Seorang lelaki muncul dengan tiba-tiba. Tanpa menutup pintu saat masuk, lelaki itu langsung berlari menuju ranjang. Pun lelaki yang sedari tadi menggunakan ponsel, langsung memasukkan ponsel itu ke saku celananya, dan berjalan menghampiri ranjang.
"Kau dari mana saja? Dari sejak tadi kuhubungi tak dijawab-jawab!"
"Bagaimana keadaannya?" Lelaki yang baru masuk itu hanya mengulang pertanyaannya.
"Dia kelelahan. Sepertinya dia terlalu menyibukkan dirinya." Wanita yang duduklah yang menjawab pertanyaan.
"Hei—Sasuke! Kau itu tahu kalau Sakura sedang—"
"Bagaimana dengan—"
"Kandungannya baik-baik saja," kata wanita yang kini sedang menyelimuti sosok yang terbaring. "Naruto, ayo kita pulang.
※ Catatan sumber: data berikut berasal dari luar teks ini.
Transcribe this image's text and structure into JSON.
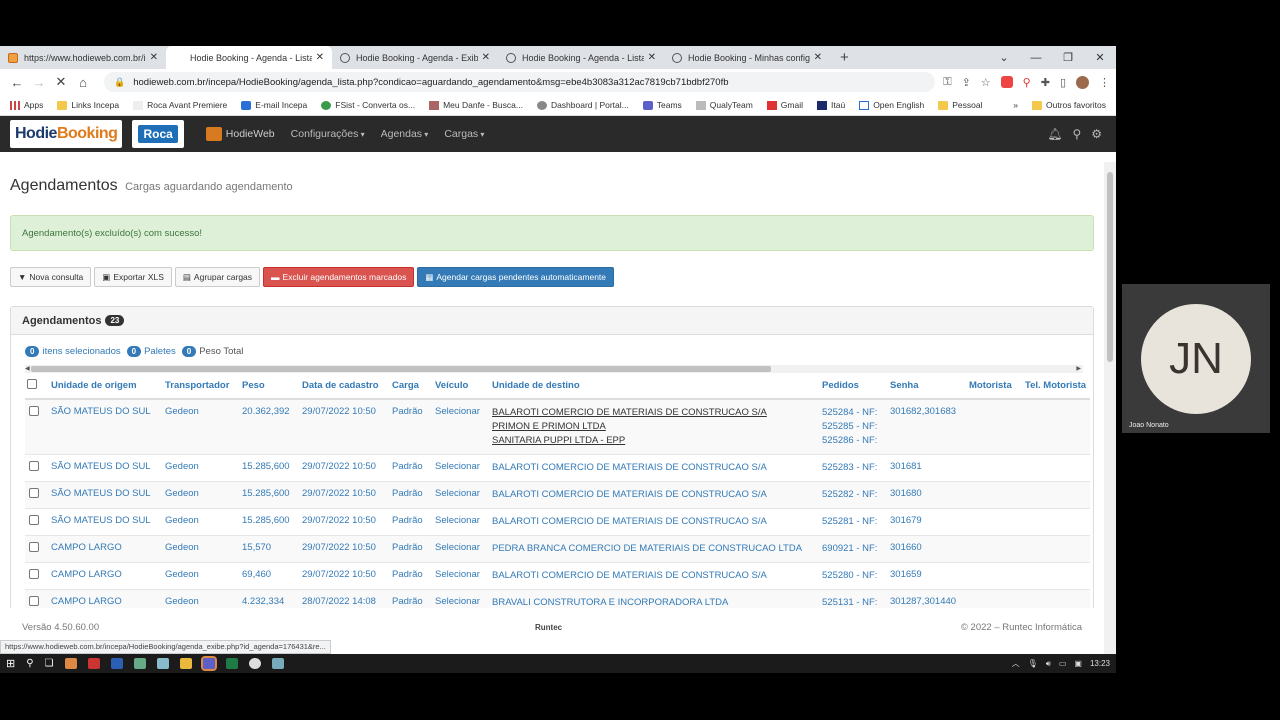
{
  "browser": {
    "tabs": [
      {
        "title": "https://www.hodieweb.com.br/in",
        "active": false
      },
      {
        "title": "Hodie Booking - Agenda - Lista",
        "active": true
      },
      {
        "title": "Hodie Booking - Agenda - Exibiç",
        "active": false
      },
      {
        "title": "Hodie Booking - Agenda - Lista",
        "active": false
      },
      {
        "title": "Hodie Booking - Minhas configu",
        "active": false
      }
    ],
    "url": "hodieweb.com.br/incepa/HodieBooking/agenda_lista.php?condicao=aguardando_agendamento&msg=ebe4b3083a312ac7819cb71bdbf270fb",
    "bookmarks": [
      {
        "label": "Apps",
        "icon": "apps-grid-icon"
      },
      {
        "label": "Links Incepa",
        "icon": "folder-icon"
      },
      {
        "label": "Roca Avant Premiere",
        "icon": "page-icon"
      },
      {
        "label": "E-mail Incepa",
        "icon": "outlook-icon"
      },
      {
        "label": "FSist - Converta os...",
        "icon": "fsist-icon"
      },
      {
        "label": "Meu Danfe - Busca...",
        "icon": "danfe-icon"
      },
      {
        "label": "Dashboard | Portal...",
        "icon": "dashboard-icon"
      },
      {
        "label": "Teams",
        "icon": "teams-icon"
      },
      {
        "label": "QualyTeam",
        "icon": "qualyteam-icon"
      },
      {
        "label": "Gmail",
        "icon": "gmail-icon"
      },
      {
        "label": "Itaú",
        "icon": "itau-icon"
      },
      {
        "label": "Open English",
        "icon": "open-english-icon"
      },
      {
        "label": "Pessoal",
        "icon": "folder-icon"
      }
    ],
    "other_bookmarks": "Outros favoritos",
    "status_url": "https://www.hodieweb.com.br/incepa/HodieBooking/agenda_exibe.php?id_agenda=176431&re..."
  },
  "app": {
    "logo_text_a": "Hodie",
    "logo_text_b": "Booking",
    "roca": "Roca",
    "hodieweb": "HodieWeb",
    "menus": [
      "Configurações",
      "Agendas",
      "Cargas"
    ]
  },
  "page": {
    "title": "Agendamentos",
    "subtitle": "Cargas aguardando agendamento",
    "alert": "Agendamento(s) excluído(s) com sucesso!",
    "buttons": {
      "nova_consulta": "Nova consulta",
      "exportar": "Exportar XLS",
      "agrupar": "Agrupar cargas",
      "excluir": "Excluir agendamentos marcados",
      "agendar": "Agendar cargas pendentes automaticamente"
    },
    "panel_title": "Agendamentos",
    "panel_count": "23",
    "stats": {
      "itens_count": "0",
      "itens_label": "itens selecionados",
      "paletes_count": "0",
      "paletes_label": "Paletes",
      "peso_count": "0",
      "peso_label": "Peso Total"
    },
    "columns": [
      "Unidade de origem",
      "Transportador",
      "Peso",
      "Data de cadastro",
      "Carga",
      "Veículo",
      "Unidade de destino",
      "Pedidos",
      "Senha",
      "Motorista",
      "Tel. Motorista"
    ],
    "rows": [
      {
        "origem": "SÃO MATEUS DO SUL",
        "transp": "Gedeon",
        "peso": "20.362,392",
        "data": "29/07/2022 10:50",
        "carga": "Padrão",
        "veiculo": "Selecionar",
        "destino": [
          "BALAROTI COMERCIO DE MATERIAIS DE CONSTRUCAO S/A",
          "PRIMON E PRIMON LTDA",
          "SANITARIA PUPPI LTDA - EPP"
        ],
        "pedidos": [
          "525284 - NF:",
          "525285 - NF:",
          "525286 - NF:"
        ],
        "senha": "301682,301683"
      },
      {
        "origem": "SÃO MATEUS DO SUL",
        "transp": "Gedeon",
        "peso": "15.285,600",
        "data": "29/07/2022 10:50",
        "carga": "Padrão",
        "veiculo": "Selecionar",
        "destino": [
          "BALAROTI COMERCIO DE MATERIAIS DE CONSTRUCAO S/A"
        ],
        "pedidos": [
          "525283 - NF:"
        ],
        "senha": "301681"
      },
      {
        "origem": "SÃO MATEUS DO SUL",
        "transp": "Gedeon",
        "peso": "15.285,600",
        "data": "29/07/2022 10:50",
        "carga": "Padrão",
        "veiculo": "Selecionar",
        "destino": [
          "BALAROTI COMERCIO DE MATERIAIS DE CONSTRUCAO S/A"
        ],
        "pedidos": [
          "525282 - NF:"
        ],
        "senha": "301680"
      },
      {
        "origem": "SÃO MATEUS DO SUL",
        "transp": "Gedeon",
        "peso": "15.285,600",
        "data": "29/07/2022 10:50",
        "carga": "Padrão",
        "veiculo": "Selecionar",
        "destino": [
          "BALAROTI COMERCIO DE MATERIAIS DE CONSTRUCAO S/A"
        ],
        "pedidos": [
          "525281 - NF:"
        ],
        "senha": "301679"
      },
      {
        "origem": "CAMPO LARGO",
        "transp": "Gedeon",
        "peso": "15,570",
        "data": "29/07/2022 10:50",
        "carga": "Padrão",
        "veiculo": "Selecionar",
        "destino": [
          "PEDRA BRANCA COMERCIO DE MATERIAIS DE CONSTRUCAO LTDA"
        ],
        "pedidos": [
          "690921 - NF:"
        ],
        "senha": "301660"
      },
      {
        "origem": "CAMPO LARGO",
        "transp": "Gedeon",
        "peso": "69,460",
        "data": "29/07/2022 10:50",
        "carga": "Padrão",
        "veiculo": "Selecionar",
        "destino": [
          "BALAROTI COMERCIO DE MATERIAIS DE CONSTRUCAO S/A"
        ],
        "pedidos": [
          "525280 - NF:"
        ],
        "senha": "301659"
      },
      {
        "origem": "CAMPO LARGO",
        "transp": "Gedeon",
        "peso": "4.232,334",
        "data": "28/07/2022 14:08",
        "carga": "Padrão",
        "veiculo": "Selecionar",
        "destino": [
          "BRAVALI CONSTRUTORA E INCORPORADORA LTDA"
        ],
        "pedidos": [
          "525131 - NF:"
        ],
        "senha": "301287,301440"
      }
    ],
    "footer_version": "Versão 4.50.60.00",
    "footer_brand": "Runtec",
    "footer_copy": "© 2022 – Runtec Informática"
  },
  "taskbar": {
    "time": "13:23"
  },
  "video": {
    "initials": "JN",
    "name": "Joao Nonato"
  }
}
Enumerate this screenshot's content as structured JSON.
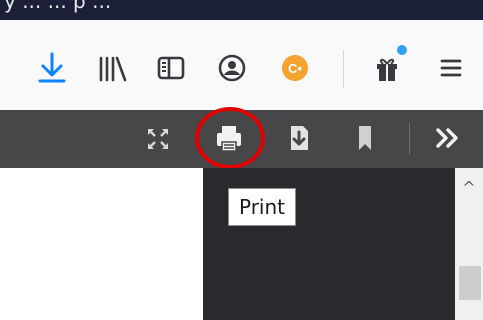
{
  "top_strip": {
    "clipped_text": "y ... ... p ..."
  },
  "nav_toolbar": {
    "icons": [
      {
        "name": "download-icon",
        "color": "#0a84ff"
      },
      {
        "name": "library-icon",
        "color": "#3a3a3e"
      },
      {
        "name": "sidebar-icon",
        "color": "#3a3a3e"
      },
      {
        "name": "account-icon",
        "color": "#3a3a3e"
      },
      {
        "name": "extension-icon",
        "color": "#f4a230",
        "glyph_text": "C•"
      },
      {
        "name": "gift-icon",
        "color": "#3a3a3e",
        "badge_color": "#2ea3f2"
      },
      {
        "name": "menu-icon",
        "color": "#3a3a3e"
      }
    ]
  },
  "pdf_toolbar": {
    "buttons": [
      {
        "name": "presentation-mode-icon"
      },
      {
        "name": "print-icon",
        "highlighted": true,
        "highlight_color": "#e00000"
      },
      {
        "name": "save-download-icon"
      },
      {
        "name": "bookmark-icon"
      },
      {
        "name": "tools-chevron-icon"
      }
    ]
  },
  "tooltip": {
    "text": "Print"
  },
  "scrollbar": {
    "up_arrow": "^"
  }
}
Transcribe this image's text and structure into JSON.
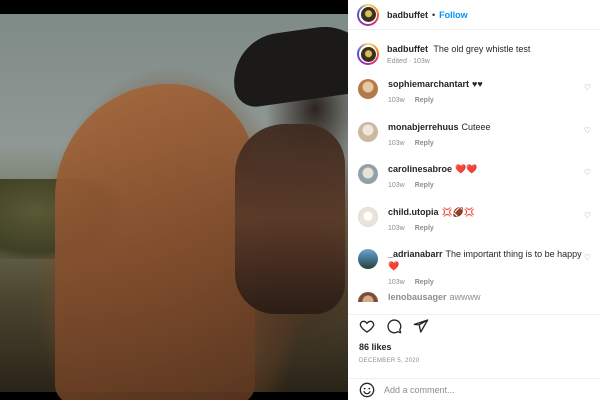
{
  "post": {
    "username": "badbuffet",
    "follow_label": "Follow",
    "separator": "•",
    "caption_user": "badbuffet",
    "caption_text": "The old grey whistle test",
    "caption_meta": "Edited · 103w",
    "likes": "86 likes",
    "date": "DECEMBER 5, 2020",
    "add_comment_placeholder": "Add a comment..."
  },
  "comments": [
    {
      "user": "sophiemarchantart",
      "text": "♥♥",
      "age": "103w",
      "reply": "Reply"
    },
    {
      "user": "monabjerrehuus",
      "text": "Cuteee",
      "age": "103w",
      "reply": "Reply"
    },
    {
      "user": "carolinesabroe",
      "text": "❤️❤️",
      "age": "103w",
      "reply": "Reply"
    },
    {
      "user": "child.utopia",
      "text": "💢🏈💢",
      "age": "103w",
      "reply": "Reply"
    },
    {
      "user": "_adrianabarr",
      "text": "The important thing is to be happy❤️",
      "age": "103w",
      "reply": "Reply"
    },
    {
      "user": "lenobausager",
      "text": "awwww",
      "age": "",
      "reply": ""
    }
  ],
  "icons": {
    "like": "heart-outline-icon",
    "comment": "comment-bubble-icon",
    "share": "paper-plane-icon",
    "emoji": "smiley-face-icon",
    "comment_like": "small-heart-icon"
  }
}
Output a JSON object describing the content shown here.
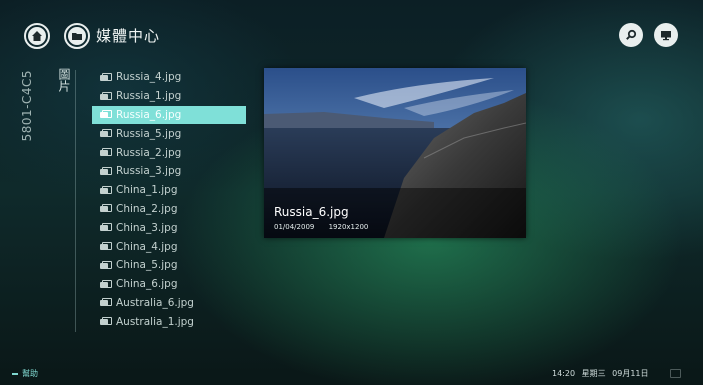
{
  "header": {
    "title": "媒體中心",
    "home_icon": "home-icon",
    "folder_icon": "folder-icon",
    "search_icon": "search-icon",
    "screen_icon": "monitor-icon"
  },
  "sidebar": {
    "device_id": "5801-C4C5",
    "category": "圖片"
  },
  "files": [
    {
      "name": "Russia_4.jpg"
    },
    {
      "name": "Russia_1.jpg"
    },
    {
      "name": "Russia_6.jpg",
      "selected": true
    },
    {
      "name": "Russia_5.jpg"
    },
    {
      "name": "Russia_2.jpg"
    },
    {
      "name": "Russia_3.jpg"
    },
    {
      "name": "China_1.jpg"
    },
    {
      "name": "China_2.jpg"
    },
    {
      "name": "China_3.jpg"
    },
    {
      "name": "China_4.jpg"
    },
    {
      "name": "China_5.jpg"
    },
    {
      "name": "China_6.jpg"
    },
    {
      "name": "Australia_6.jpg"
    },
    {
      "name": "Australia_1.jpg"
    }
  ],
  "preview": {
    "name": "Russia_6.jpg",
    "date": "01/04/2009",
    "resolution": "1920x1200"
  },
  "footer": {
    "help_label": "幫助",
    "time": "14:20",
    "weekday": "星期三",
    "date": "09月11日"
  },
  "colors": {
    "accent": "#7fe0d8",
    "text": "#c3d1cf"
  }
}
Suaminya sudah datang, lebih baik kita pulang."
"Gzzz! Ino, kau itu selalu saja memotong perkataanku!" Lelaki yang bernama Naruto terus menggerutu sambil menerima jasnya yang diberikan Ino.
"Sudahlah! Ayo pulang, suamiku sudah menunggu di rumah!"
"Baik-baik," kata Naruto. "Nah, Teme, ingat, kau harus—"
"—menjaga mereka kalau kau tidak mau kehilangan."
"Ino!"
"Hn."
.
.
Gomenasai….
.
.
Sakura terbangun dari tidurnya. Dia merasa sangat lelah. Dia bermimpi saat tidurnya. Mimpi yang sangat panjang. Dia bermimpi tentang suaminya. Hampir setiap hari suaminya pulang larut. Terkadang malah tidak pulang dan hanya memberi kabar bahwa dia terpaksa menginap karena masih ada pekerjaan.
Sakura bukannya mengeluh, tapi rasanya sudah lama sekali dia tidak merasakan pelukan suaminya saat terbangun dari tidur. Pagi-pagi saat dia bangun, suaminya sudah berangkat ke kantor. Saat pulang pun, terkadang dia tertidur selagi menunggu suaminya pulang.
Sakura paham itu semua dilakukan suaminya demi dirinya juga. Demi keluarga kecil mereka. Apalagi dengan tumbuhnya satu kehidupan lagi di dalam perutnya, suaminya pasti bekerja lebih giat lagi. Dia dan suaminya bukan anak orang kaya, mereka hanyalah anak –anak yang tumbuh di desa kecil tempat mereka berdua dilahirkan. Mereka sudah mengenal satu sama lain, yang juga adalah teman sepermainan sejak masih kecil. Bisa dibilang, suaminya adalah cinta pertamanya. Cinta monyet yang perlahan-lahan tumbuh menjadi cinta yang sesungguhnya. Meski suaminya pernah meninggalkan desa, merantau ke kota. Itu tidak menghapus cinta yang ada di dalam hatinya.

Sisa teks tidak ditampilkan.